The seventh day of Christmas my true love gave to me a knife to take swimming.

The Choice: Spyderco Spydiechef

H1 is really corrosion resistant, but it holds an edge like an icicle in summer. You can find it on a dozen or so Spydercos. It does okay. It also constrains a lot of what you can do with the blade in terms of grind. Notice there are no full flat grind H1 blades? So what do you do if you want a knife to use in the kitchen or around water? Fortunately, a relatively new alloy is available, LC 200N also known as Z-Finit. It is quite corrosion resistant. But unlike H1, LC 200N takes a beautiful edge, can handle a lot of different grinds, and is as hard as S35VN.

The Spydiechef is an excellent design, something that runs between the kitchen and the woods pretty ably. This is a Marcin Slycz design, like the Techno and the Slycz Bowie. There is a lot of titanium and a framelock like the rest of Slycz’s Spydercos. They are also very solid, very clean designs and all of them work better in the hand than they look. The Spydiechef is pricey, running around $200 on the street, but for this level of performance and corrosion resistance you have to pay.

Alternatives

Scrooge Before Ghost Visits: Spyderco Mule Team 25

Spyderco Mules are like free samples for steel junkies. Their not exactly free, but they are very inexpensive for the steel you get. The 25 runs the aforementioned LC 200N. The beauty is that the knife runs $70. It’s a very simple knife—no handle, no sheath. That’s how Spyderco can get exotic steel out there for so little money. Fortunately there are enough mules out there that folks make accessories. You can get a great set of scales for the mule series knives through from Halpern Titanium, among others. Halpern’s run $50. Your still $80 under the Spydiechef. Finding a sheath would be relatively easy and not that costly either. In the end, you get a great fixed blade, with a state of the art super steel for under $200.

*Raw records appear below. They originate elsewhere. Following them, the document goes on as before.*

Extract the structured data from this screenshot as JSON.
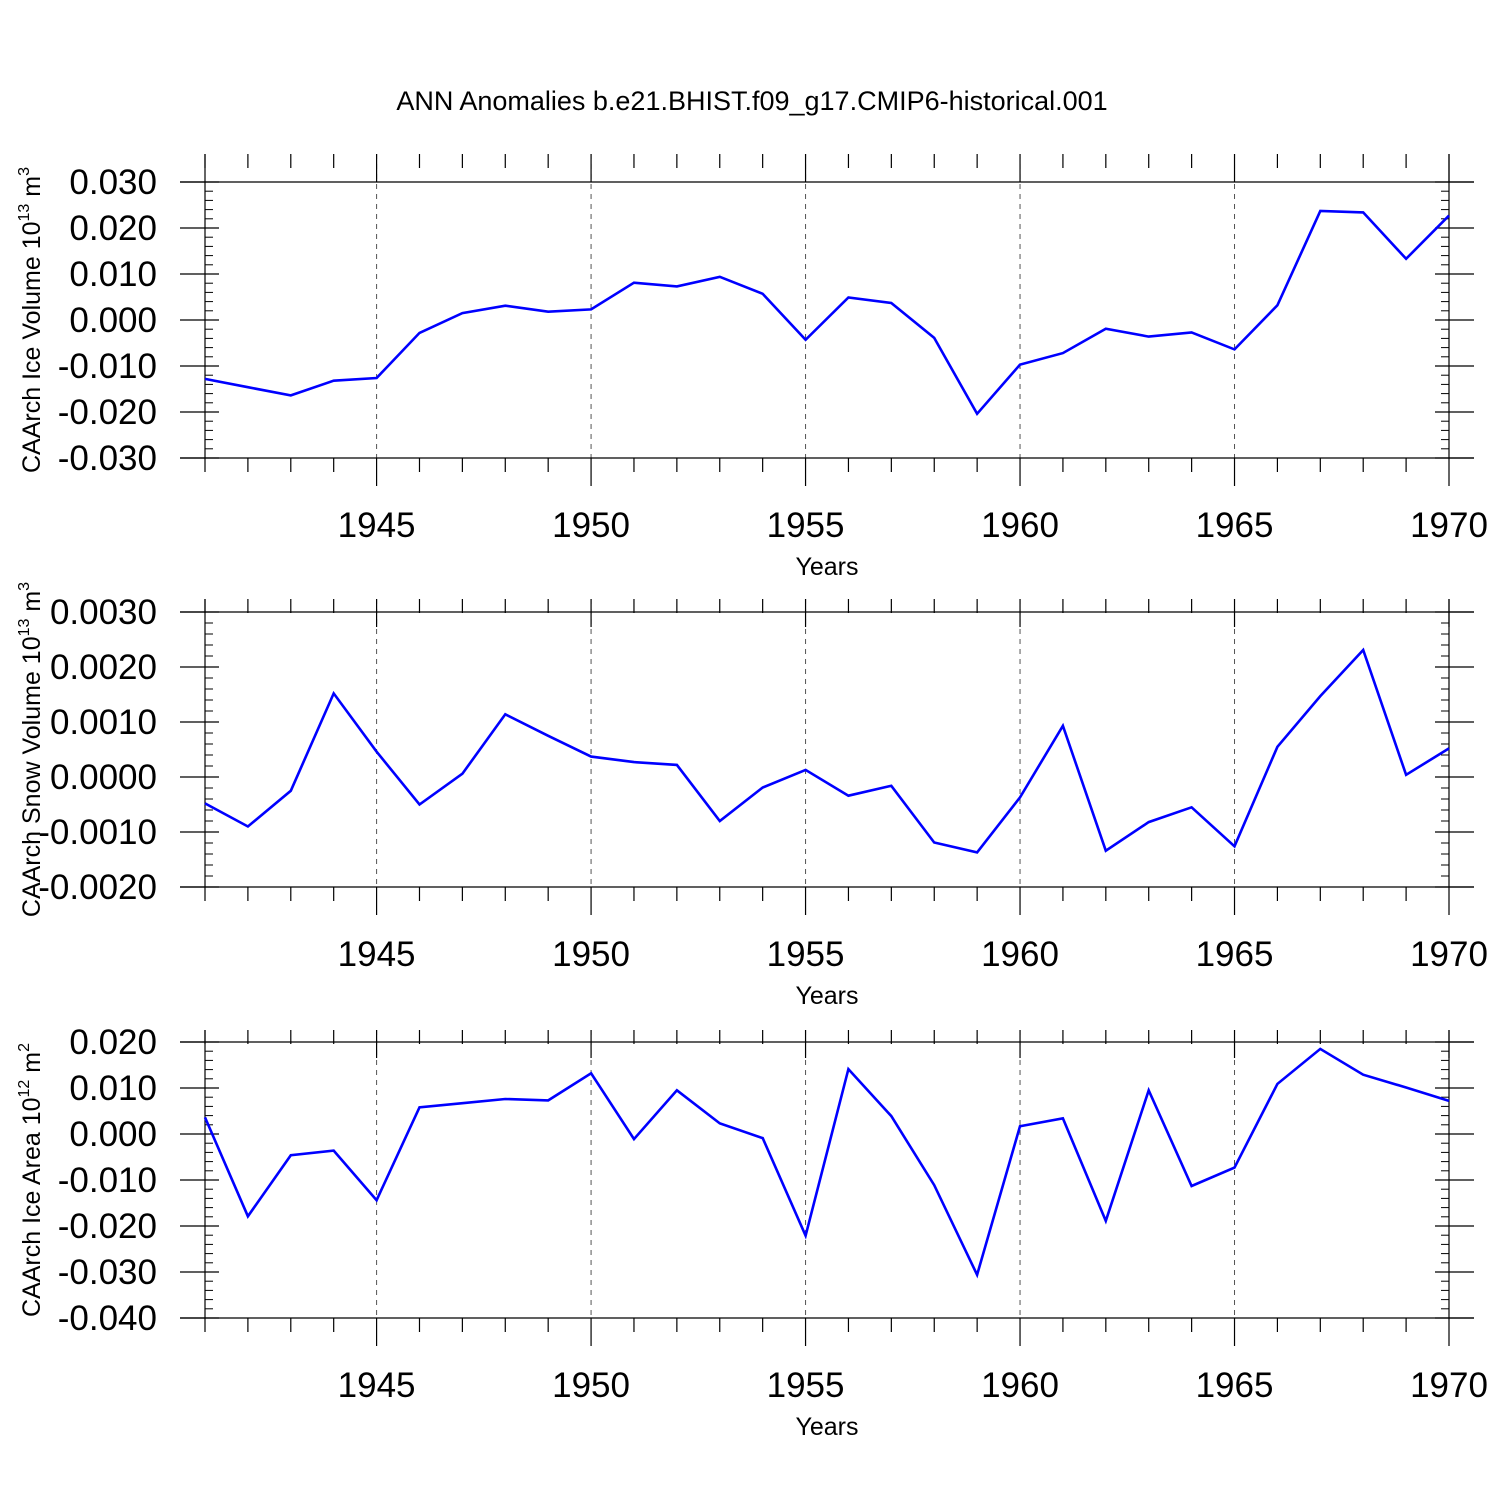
{
  "title": "ANN Anomalies b.e21.BHIST.f09_g17.CMIP6-historical.001",
  "line_color": "#0000ff",
  "grid_color": "#555555",
  "chart_data": [
    {
      "type": "line",
      "ylabel": {
        "text": "CAArch Ice Volume 10",
        "sup": "13",
        "unit": " m",
        "unit_sup": "3"
      },
      "xlabel": "Years",
      "xlim": [
        1941,
        1970
      ],
      "ylim": [
        -0.03,
        0.03
      ],
      "yticks": [
        "-0.030",
        "-0.020",
        "-0.010",
        "0.000",
        "0.010",
        "0.020",
        "0.030"
      ],
      "yminor": 0.002,
      "xticks": [
        "1945",
        "1950",
        "1955",
        "1960",
        "1965",
        "1970"
      ],
      "grid": "x-major dashed",
      "x": [
        1941,
        1942,
        1943,
        1944,
        1945,
        1946,
        1947,
        1948,
        1949,
        1950,
        1951,
        1952,
        1953,
        1954,
        1955,
        1956,
        1957,
        1958,
        1959,
        1960,
        1961,
        1962,
        1963,
        1964,
        1965,
        1966,
        1967,
        1968,
        1969,
        1970
      ],
      "values": [
        -0.0128,
        -0.0146,
        -0.0164,
        -0.0132,
        -0.0126,
        -0.0028,
        0.0015,
        0.0031,
        0.0018,
        0.0023,
        0.0081,
        0.0073,
        0.0094,
        0.0057,
        -0.0043,
        0.0049,
        0.0037,
        -0.0039,
        -0.0204,
        -0.0097,
        -0.0072,
        -0.0019,
        -0.0036,
        -0.0027,
        -0.0064,
        0.0032,
        0.0237,
        0.0234,
        0.0133,
        0.0227
      ]
    },
    {
      "type": "line",
      "ylabel": {
        "text": "CAArch Snow Volume 10",
        "sup": "13",
        "unit": " m",
        "unit_sup": "3"
      },
      "xlabel": "Years",
      "xlim": [
        1941,
        1970
      ],
      "ylim": [
        -0.002,
        0.003
      ],
      "yticks": [
        "-0.0020",
        "-0.0010",
        "0.0000",
        "0.0010",
        "0.0020",
        "0.0030"
      ],
      "yminor": 0.0002,
      "xticks": [
        "1945",
        "1950",
        "1955",
        "1960",
        "1965",
        "1970"
      ],
      "grid": "x-major dashed",
      "x": [
        1941,
        1942,
        1943,
        1944,
        1945,
        1946,
        1947,
        1948,
        1949,
        1950,
        1951,
        1952,
        1953,
        1954,
        1955,
        1956,
        1957,
        1958,
        1959,
        1960,
        1961,
        1962,
        1963,
        1964,
        1965,
        1966,
        1967,
        1968,
        1969,
        1970
      ],
      "values": [
        -0.00048,
        -0.0009,
        -0.00025,
        0.00152,
        0.00046,
        -0.0005,
        6e-05,
        0.00114,
        0.00075,
        0.00037,
        0.00027,
        0.00022,
        -0.0008,
        -0.00019,
        0.00013,
        -0.00034,
        -0.00016,
        -0.00119,
        -0.00137,
        -0.00037,
        0.00093,
        -0.00134,
        -0.00082,
        -0.00055,
        -0.00126,
        0.00055,
        0.00147,
        0.00231,
        4e-05,
        0.00052
      ]
    },
    {
      "type": "line",
      "ylabel": {
        "text": "CAArch Ice Area 10",
        "sup": "12",
        "unit": " m",
        "unit_sup": "2"
      },
      "xlabel": "Years",
      "xlim": [
        1941,
        1970
      ],
      "ylim": [
        -0.04,
        0.02
      ],
      "yticks": [
        "-0.040",
        "-0.030",
        "-0.020",
        "-0.010",
        "0.000",
        "0.010",
        "0.020"
      ],
      "yminor": 0.002,
      "xticks": [
        "1945",
        "1950",
        "1955",
        "1960",
        "1965",
        "1970"
      ],
      "grid": "x-major dashed",
      "x": [
        1941,
        1942,
        1943,
        1944,
        1945,
        1946,
        1947,
        1948,
        1949,
        1950,
        1951,
        1952,
        1953,
        1954,
        1955,
        1956,
        1957,
        1958,
        1959,
        1960,
        1961,
        1962,
        1963,
        1964,
        1965,
        1966,
        1967,
        1968,
        1969,
        1970
      ],
      "values": [
        0.0036,
        -0.0179,
        -0.0046,
        -0.0036,
        -0.0144,
        0.0058,
        0.0067,
        0.0076,
        0.0073,
        0.0132,
        -0.0011,
        0.0095,
        0.0023,
        -0.0009,
        -0.0221,
        0.0141,
        0.0039,
        -0.0111,
        -0.0306,
        0.0017,
        0.0034,
        -0.0189,
        0.0095,
        -0.0113,
        -0.0073,
        0.0109,
        0.0185,
        0.0129,
        0.0101,
        0.0072
      ]
    }
  ]
}
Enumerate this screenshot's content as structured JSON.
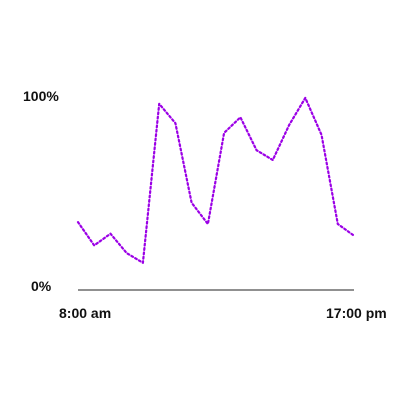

Scrooge After Ghost Visits: Sandrin Venor

Tungsten carbide is significantly harder than steel. Sandrin hits 71 HRc with their version of the material. It’s virtually impervious to wear, it is also 100% rustproof, and it can be sharpened to an incredible edge. Sandrin pretties the material up considerably, putting a high polish on the knife. They also finish the handles well and give the knife a traditional shape. These are truly and without question next gen knives. Some of the designs are a bit boxy and chunky, but the Venor is a classic fixed blade design with super material. The only drawback is the price. This knife runs $1,300. So yeah, this definitely Scrooge after the ghost visit and maybe a good run on the stock market in the preceding twelve months. A REALLY good run.